The Pharisees confronting Jesus with the question of His authority were in the same situation. They were not evaluating Jesus regarding the validity of His message, although His answer would have done that for all willing to hear Him. They were instead seeking for an excuse by which they could kill Him, having already decided that He must die (John 11:47-53; 12:12-13). The Pharisees believed what they believed because to do otherwise would expose them for the hypocrites that they were. The proof of this is found in their reasoning together when Jesus asked them this question in return: "Was John's baptism from God or from man?" Their discussion went along these lines: "If we say, 'From heaven'; He will say, 'Why did you not believe him?' But and if we say, 'Of men;' all the people will stone us: for they are persuaded that John was a prophet." Their very reasoning shows that the preferred answer was that John's baptism was from man, that he had been ordained by man rather than God, but they were caught in the trap. They could not tell the truth for they would then stand condemned for not believing John. But they also could not tell what they wanted to believe to be true for the people who believed that John's baptism came from God would stone them.
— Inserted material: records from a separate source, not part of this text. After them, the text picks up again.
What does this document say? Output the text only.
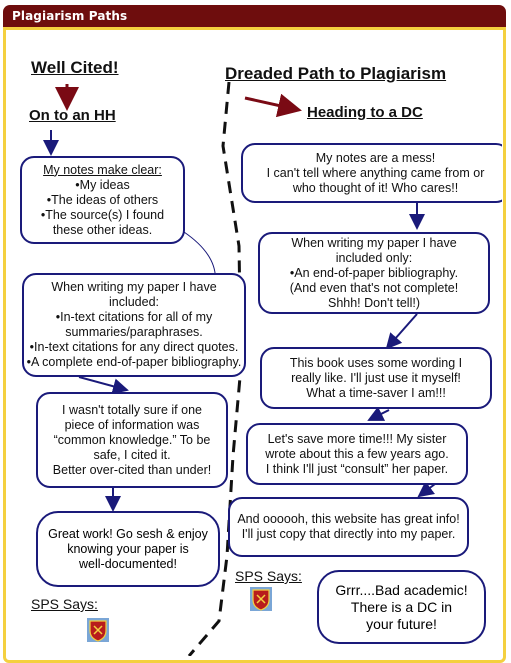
Plagiarism Paths
Well Cited!
On to an HH
Dreaded Path to Plagiarism
Heading to a DC
My notes make clear:
•My ideas
•The ideas of others
•The source(s) I found
these other ideas.
When writing my paper I have
included:
•In-text citations for all of my
summaries/paraphrases.
•In-text citations for any direct quotes.
•A complete end-of-paper bibliography.
I wasn't totally sure if one
piece of information was
“common knowledge.” To be
safe, I cited it.
Better over-cited than under!
Great work! Go sesh & enjoy
knowing your paper is
well-documented!
SPS Says:
My notes are a mess!
I can't tell where anything came from or
who thought of it! Who cares!!
When writing my paper I have
included only:
•An end-of-paper bibliography.
(And even that's not complete!
Shhh! Don't tell!)
This book uses some wording I
really like. I'll just use it myself!
What a time-saver I am!!!
Let's save more time!!! My sister
wrote about this a few years ago.
I think I'll just “consult” her paper.
And oooooh, this website has great info!
I'll just copy that directly into my paper.
SPS Says:
Grrr....Bad academic!
There is a DC in
your future!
The point is that no matter what one believes the truth is still true. Even in our society where constant pressure is being placed on us to accept alternate beliefs the truth is still true. Jesus has said "I am the way, the truth, and the life: no man comes to the Father, but by me." This is an exclusive statement. If it is true all the other claims made by the believers of all other religions are false. If it is false then Jesus lied and cannot be trusted at all. Christianity hangs on this statement.


Jesus makes this point when He speaks of the stone which the builders rejected that became the corner stone. It is an allusion to the method which the Jews used for stoning various lawbreakers but in Jesus' case it not only shows the destruction which the corner stone (ie: Jesus Himself) would bring on those who did not put their faith in Him but goes on to show that Jesus truth was truth regardless of what the Jewish leaders said about Him or did to Him.
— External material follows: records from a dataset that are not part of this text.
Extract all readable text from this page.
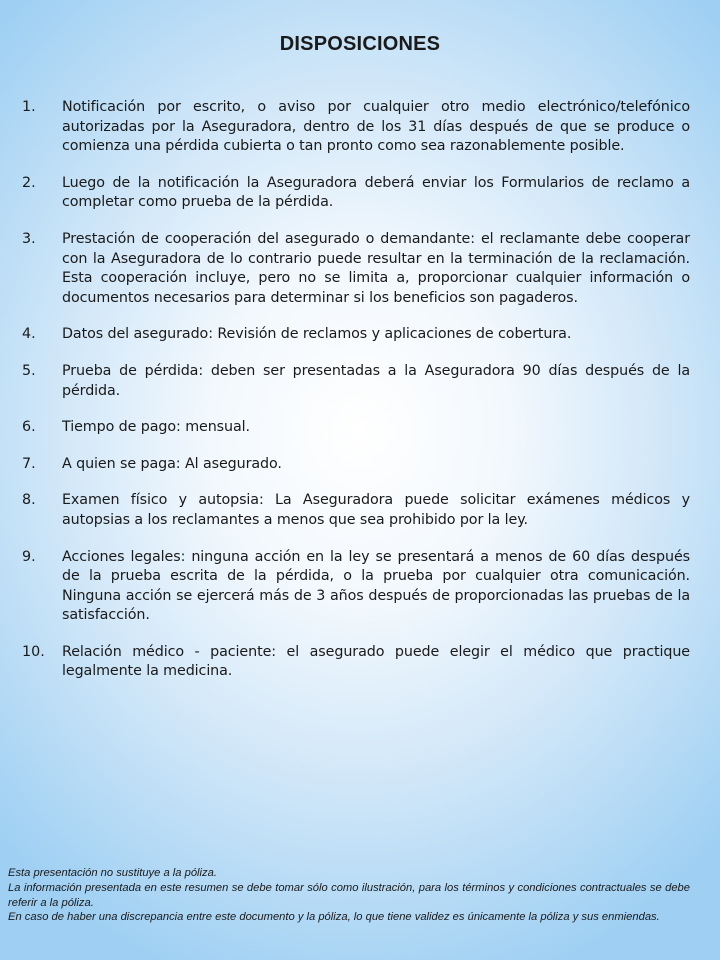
DISPOSICIONES
1.	Notificación por escrito, o aviso por cualquier otro medio electrónico/telefónico autorizadas por la Aseguradora, dentro de los 31 días después de que se produce o comienza una pérdida cubierta o tan pronto como sea razonablemente posible.
2.	Luego de la notificación la Aseguradora deberá enviar los Formularios de reclamo a completar como prueba de la pérdida.
3.	Prestación de cooperación del asegurado o demandante: el reclamante debe cooperar con la Aseguradora de lo contrario puede resultar en la terminación de la reclamación. Esta cooperación incluye, pero no se limita a, proporcionar cualquier información o documentos necesarios para determinar si los beneficios son pagaderos.
4.	Datos del asegurado: Revisión de reclamos y aplicaciones de cobertura.
5.	Prueba de pérdida: deben ser presentadas a la Aseguradora 90 días después de la pérdida.
6.	Tiempo de pago: mensual.
7.	A quien se paga: Al asegurado.
8.	Examen físico y autopsia: La Aseguradora puede solicitar exámenes médicos y autopsias a los reclamantes a menos que sea prohibido por la ley.
9.	Acciones legales: ninguna acción en la ley se presentará a menos de 60 días después de la prueba escrita de la pérdida, o la prueba por cualquier otra comunicación. Ninguna acción se ejercerá más de 3 años después de proporcionadas las pruebas de la satisfacción.
10.	Relación médico - paciente: el asegurado puede elegir el médico que practique legalmente la medicina.
Esta presentación no sustituye a la póliza.
La información presentada en este resumen se debe tomar sólo como ilustración, para los términos y condiciones contractuales se debe referir a la póliza.
En caso de haber una discrepancia entre este documento y la póliza, lo que tiene validez es únicamente la póliza y sus enmiendas.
Note: It ended up that I did not give this sermon. Connie had given such a good song service about family that I felt compelled to continue along that theme. Text was the prodigal son parable. I would not have had the confidence to speak in an impromptu manner except that I had been thinking about it for several days after a conversation with Stephen regarding a preacher who for fifty years has never prepared a sermon but, led by the Spirit, has been given his message by God on a regular basis.